I know that you wrote "without adding things like Active Patterns", but I'll post a solution that uses them anyway. They are a perfect match for problems like this and they are a pretty standard F# feature, so there is really no reason why you would want to avoid them. Using active patterns here makes the code definitely more readable.
(If you're F# beginner than I can understand why you want to start with a simple solution - anyway, this may be a good motivation for you to learn active patterns eventually :-), they are not as difficult as they may appear for the first look)

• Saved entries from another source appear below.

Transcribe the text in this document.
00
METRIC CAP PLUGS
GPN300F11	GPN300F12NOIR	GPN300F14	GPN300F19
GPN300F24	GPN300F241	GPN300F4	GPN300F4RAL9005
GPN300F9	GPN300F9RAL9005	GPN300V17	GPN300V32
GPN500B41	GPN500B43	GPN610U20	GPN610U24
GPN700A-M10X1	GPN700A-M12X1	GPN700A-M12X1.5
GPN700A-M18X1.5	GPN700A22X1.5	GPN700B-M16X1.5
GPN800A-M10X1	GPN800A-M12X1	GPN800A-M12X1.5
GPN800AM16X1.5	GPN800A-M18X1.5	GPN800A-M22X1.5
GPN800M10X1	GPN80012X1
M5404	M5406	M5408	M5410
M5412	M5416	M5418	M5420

You can define an active patter that matches if the string is formatted as an IP address (consisting of four substrings separated by "."):
let (|IPString|_|) (s:string) =
match s.Split('.') with
| [|a;b;c;d|] -> Some(a, b, c, d) // Returns 'Some' denoting a success
| _ -> None // The pattern failed (string was ill-formed)
match s with
| IPString(a, b, c, d) ->
// Matches if the active pattern 'IPString' succeeds and gives
// us the four parts of the IP address (as strings)
(parseOrParts a, parseOrParts b, parseOrParts c, parseOrParts d)
| _ -> failwith "wrong format"
This is the proper way that allows you to handle the case when the string is incorrect. You can of course define a version that never fails (and returns for example 0.0.0.0 if the string is ill-formed):
// This active pattern always succeeds, so it doesn't include the "|_|" part
// in the name. In both branches we return a tuple of four values.
let (|IPString|) (s:string) =
match s.Split('.') with
| [|a;b;c;d|] -> (a, b, c, d)
| _ -> ("0", "0", "0", "0")
let (IPString(a, b, c, d)) = str
(parseOrParts a, parseOrParts b, parseOrParts c, parseOrParts d)
I think most of the people would agree that this is more readable. Of course, if you want to write something simple just for a single purpose script, then you can just ignore the warning, but for anything larger, I'd prefer active patterns.